PBS's Frontline, which brought his case to national prominence, filmed a celebration barbecue for his friends and family. A German television crew flew in for an interview several weeks ago. Recently, the Houston Chronicle published a lengthy takeout on the Criner saga in its Texas Magazine.
And in his oddest appearance, Criner went on the Debra Duncan Show with A.B. Butler, another ex-inmate wrongly convicted of rape. In the front row of the live studio audience sat Montgomery County District Attorney Mike McDougal, whose resistance kept Criner in prison for three years even after DNA tests exonerated him. As McDougal defended himself and the system, Criner's anger grew visible; in response to a question about why he'd been suspected in the first place, he spat, "For a blow job!" at the D.A. -- startling everyone, including Duncan.
Now Criner has entered a time warp. After taking a few months to readjust, he's back working as a logger for Jeff Pitts, the same job he held when Deanna Ogg was raped and murdered in 1986 and Criner was fingered as the perp. Pitts gave trial testimony that helped put him away, but later told the Houston Press that Criner couldn't possibly have killed the victim. After repeatedly apologizing for his role, Pitts rehired him.
Some other things haven't changed, either. David Walker, who prosecuted Criner, still thinks he was involved in the crime, as does McDougal. "We may not be able to prove it, but that doesn't mean he didn't do it," Walker told the Chronicle.
Equally unapologetic has been Sharon Keller, the Texas Court of Criminal Appeals judge whose now-infamous opinion rejecting the DNA evidence drew international scorn. She rarely gives interviews after her oft-quoted chilling remarks on Frontline -- if the DNA test had come back positive, she said, it would have meant something, but the negative result proved nothing. Keller has stated that news accounts left out key information that justified her ruling.
At least Ogg's relatives, who at first didn't want to believe in Criner's innocence, now have accepted the evidence and communicated their regrets to his family. They hold out hope that the killer will be caught, but the list of likely suspects who haven't been DNA-tested has narrowed considerably. Montgomery County Constable Travis Bishop is still tracking down leads and sending DNA samples to the state crime lab, but cooperation has been limited. "It's a difficult deal," Bishop says. "Everybody in this neck of the woods is afraid of everybody, and nobody's talking."
Fallout from the Criner case continues to ripple through criminal justice circles. The state legislature is considering a couple of bills to allow inmates proclaiming their innocence to get DNA tests. Mike Charlton, Criner's appellate attorney who was instrumental in his release, recently testified at a legislative hearing on the matter. During that hearing, Charlton says, a Williamson County prosecutor expressed concern about the prospect of convictions being overturned by DNA evidence. "He said, "The finality of judgment is more important than innocence,' " Charlton recalls.
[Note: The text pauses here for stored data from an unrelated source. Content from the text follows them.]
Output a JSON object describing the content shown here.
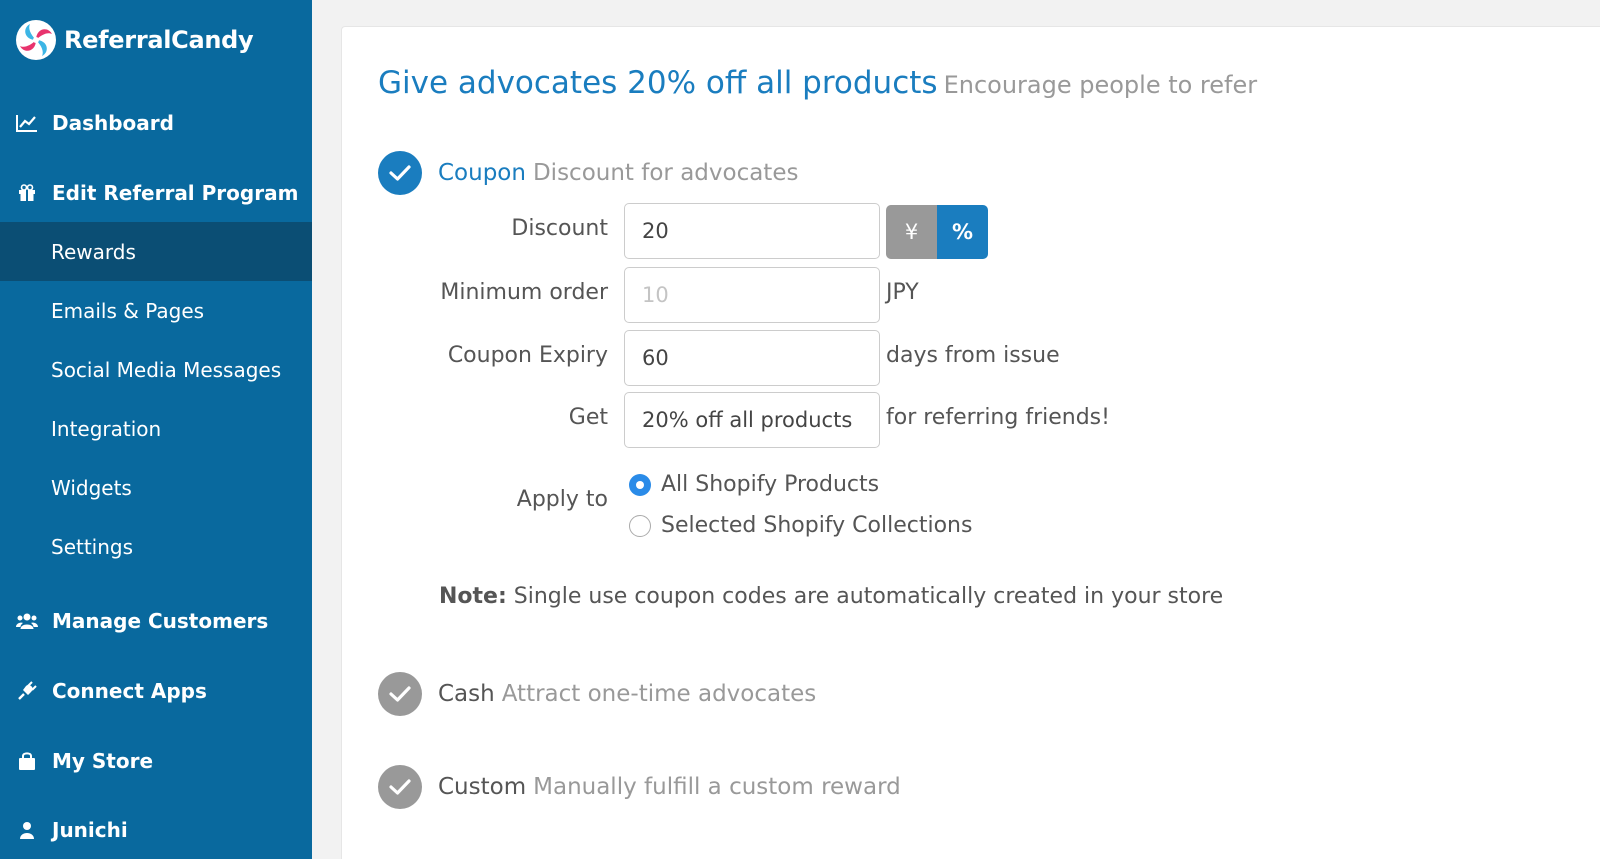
{
  "brand": {
    "name": "ReferralCandy",
    "logo_icon": "candy-swirl-logo"
  },
  "sidebar": {
    "dashboard": {
      "label": "Dashboard",
      "icon": "line-chart-icon"
    },
    "edit_program": {
      "label": "Edit Referral Program",
      "icon": "gift-icon"
    },
    "sub_items": [
      {
        "label": "Rewards",
        "active": true
      },
      {
        "label": "Emails & Pages"
      },
      {
        "label": "Social Media Messages"
      },
      {
        "label": "Integration"
      },
      {
        "label": "Widgets"
      },
      {
        "label": "Settings"
      }
    ],
    "manage_customers": {
      "label": "Manage Customers",
      "icon": "users-icon"
    },
    "connect_apps": {
      "label": "Connect Apps",
      "icon": "plug-icon"
    },
    "my_store": {
      "label": "My Store",
      "icon": "shopping-bag-icon"
    },
    "user": {
      "label": "Junichi",
      "icon": "user-icon"
    }
  },
  "page": {
    "title": "Give advocates 20% off all products",
    "subtitle": "Encourage people to refer"
  },
  "coupon": {
    "name": "Coupon",
    "desc": "Discount for advocates",
    "discount_label": "Discount",
    "discount_value": "20",
    "unit_yen": "¥",
    "unit_percent": "%",
    "min_order_label": "Minimum order",
    "min_order_placeholder": "10",
    "min_order_unit": "JPY",
    "expiry_label": "Coupon Expiry",
    "expiry_value": "60",
    "expiry_suffix": "days from issue",
    "get_label": "Get",
    "get_value": "20% off all products",
    "get_suffix": "for referring friends!",
    "apply_label": "Apply to",
    "apply_options": [
      "All Shopify Products",
      "Selected Shopify Collections"
    ],
    "note_bold": "Note:",
    "note_text": "Single use coupon codes are automatically created in your store"
  },
  "cash": {
    "name": "Cash",
    "desc": "Attract one-time advocates"
  },
  "custom": {
    "name": "Custom",
    "desc": "Manually fulfill a custom reward"
  },
  "colors": {
    "sidebar": "#09699e",
    "sidebar_active": "#0b4e74",
    "accent": "#1a7dbf",
    "muted": "#999999"
  }
}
Charlton doesn't think that view will prevail. "We have a chance of quite a few things passing that will benefit people like Roy," he says. "What form they'll take, I don't know."
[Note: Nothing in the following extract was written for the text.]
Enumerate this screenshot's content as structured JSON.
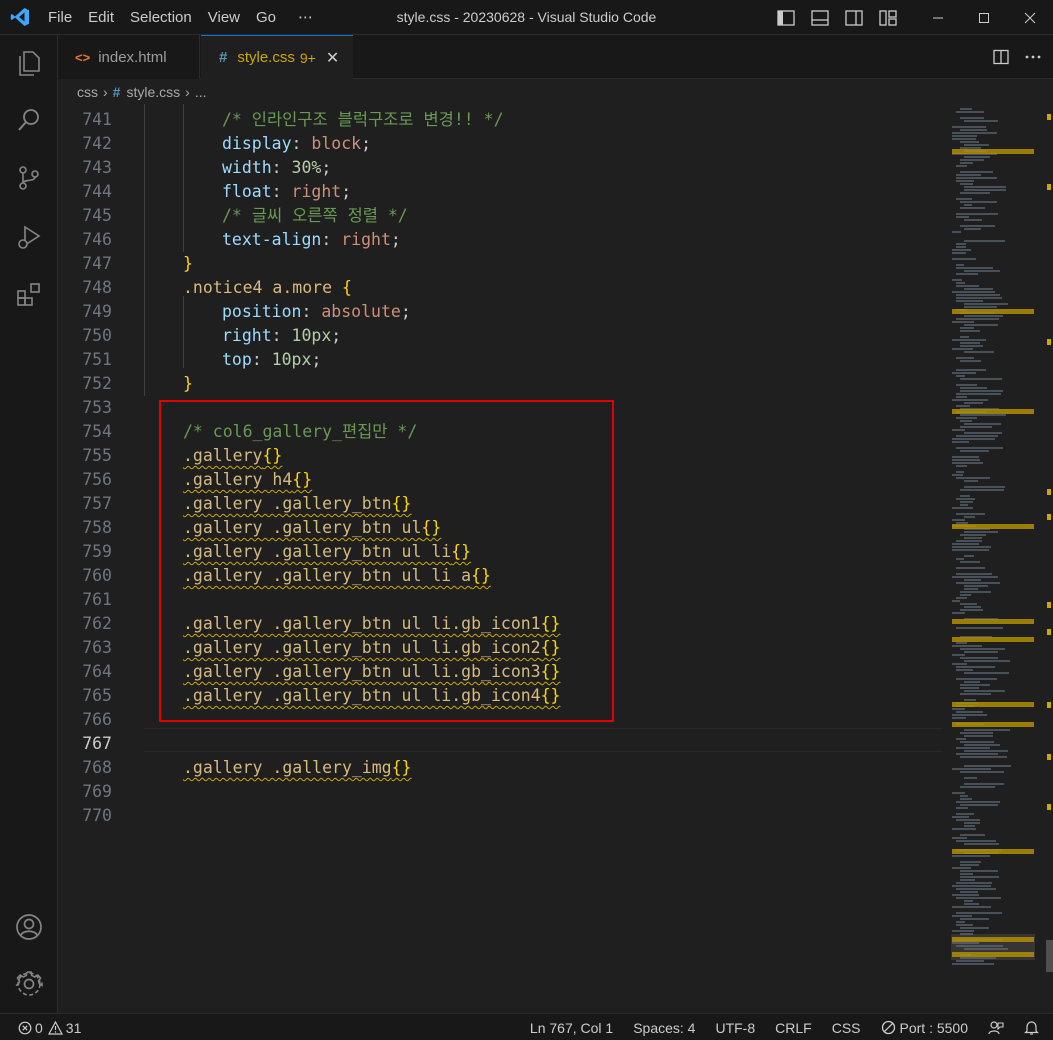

Changes may be afoot even in the hard-line Court of Criminal Appeals, at least when DNA evidence is involved. Despite getting panned by every major newspaper in Texas, Keller was elected the court's presiding judge in November.
But other judges on the court have expressed regret about the Criner decision, and even Keller voted to overturn the conviction of Carlos Lavernia this month. DNA evidence proved he didn't commit the rape for which he'd served 16 years in prison. Austin attorney Bill Allison, who represented Lavernia, believes the Criner saga played into the court's decision. "I'm not sure if it was the Criner case itself," Allison says, "or Judge Keller's interview on Frontline."